La tarde del 7 de diciembre de 2024 se ha convertido en uno de los hitos más significativos de la historia del arte y la cultura en nuestra contemporaneidad. Después de cinco años de intenso trabajo, renacía de sus cenizas la catedral de Notre-Dame de París. Las imágenes del pavoroso incendio que destruyó la flecha construida por Viollet-le-Duc y hundió las bóvedas góticas aún siguen impresas en nuestras retinas, incrédulas en aquella tarde ante lo que nos transmitían los medios de comunicación. Uno de los principales iconos de la capital francesa, a la vez que uno de los símbolos de la cultura occidental, se derrumbaba, como una metáfora de la decadencia en la que esta vieja Europa parece sumida.
Sin embargo el pueblo francés no estaba dispuesto a perder una de las joyas más importantes del arte gótico y la nación ha realizado un tremendo esfuerzo para devolver a la catedral todo su esplendor. Quienes contemplamos las imágenes, tanto del acto, espectacular, de inauguración, como de la solemne eucaristía de consagración, hemos sido testigos de cómo se ha logrado recuperar de forma maravillosa la bella iglesia que el obispo Maurice de Sully empezó a levantar en 1163, y que ha sido testigo de los grandes acontecimientos de la historia de Francia, sufriendo los desmanes de la Revolución, albergando la coronación de Napoleón y recibiendo su fisonomía conocida por todos durante las restauraciones del siglo XIX.

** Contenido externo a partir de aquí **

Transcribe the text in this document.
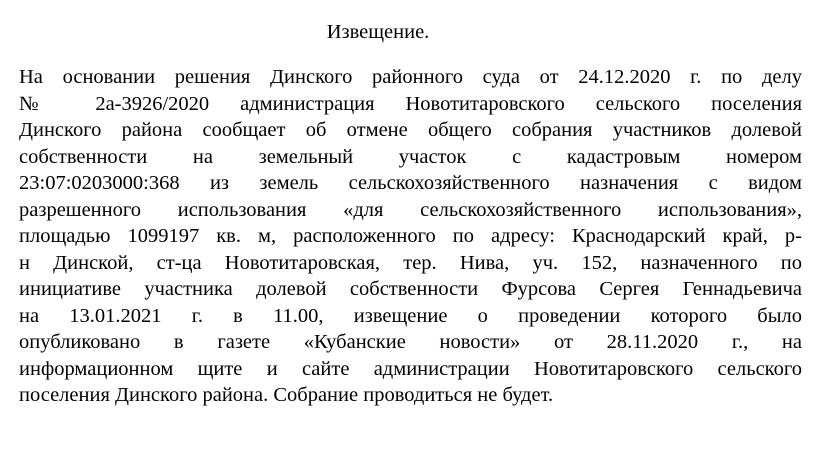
Извещение.
На основании решения Динского районного суда от 24.12.2020 г. по делу
№ 2а-3926/2020 администрация Новотитаровского сельского поселения
Динского района сообщает об отмене общего собрания участников долевой
собственности на земельный участок с кадастровым номером
23:07:0203000:368 из земель сельскохозяйственного назначения с видом
разрешенного использования «для сельскохозяйственного использования»,
площадью 1099197 кв. м, расположенного по адресу: Краснодарский край, р-
н Динской, ст-ца Новотитаровская, тер. Нива, уч. 152, назначенного по
инициативе участника долевой собственности Фурсова Сергея Геннадьевича
на 13.01.2021 г. в 11.00, извещение о проведении которого было
опубликовано в газете «Кубанские новости» от 28.11.2020 г., на
информационном щите и сайте администрации Новотитаровского сельского
поселения Динского района. Собрание проводиться не будет.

Esa belleza, que cuando se penetra en su interior nos envuelve, mientras nos bañamos en la luz multicolor de sus vidrieras, es la que de nuevo podremos disfrutar. Todo un símbolo, como fue en la Edad Media la construcción de las catedrales, de esfuerzo colectivo, de deseo de trascendencia, de anhelo de belleza. «Las grandes naciones hacen lo imposible», afirmó el presidente francés en su discurso, en una clara muestra de orgullo nacional. Un orgullo que me pregunto si no nos haría falta a nosotros. Porque cada vez somos, como nación, más insignificantes a nivel geopolítico. La ausencia de cualquier representación española es demasiado sintomática. No sabemos los motivos, aunque los aducidos por el ministro de Cultura, más preocupado de decolonizar los museos –en realidad, resignificarlos desde otra perspectiva ideológica-, muestra, una vez más, que sufrimos la peor generación de políticos de nuestra reciente contemporaneidad.
Pero más allá de estas reflexiones politológicas, cabe alegrarse por la resurrección de la catedral parisina. Y preguntarnos, ante el evento que pronto viviremos en Toledo, el octavo centenario del inicio de la construcción del edificio gótico de nuestro templo primado, si estamos preparándolo con la categoría que se merece. Si está siendo una ocasión para movilizar a la sociedad toledana. Si la nación española, que durante siglos miró a Toledo como capital espiritual, podrá redescubrir, con motivo de la celebración, sus más hondas raíces, que, como señaló Macron, permiten a un pueblo vivir la fraternidad capaz de hacer grandes cosas.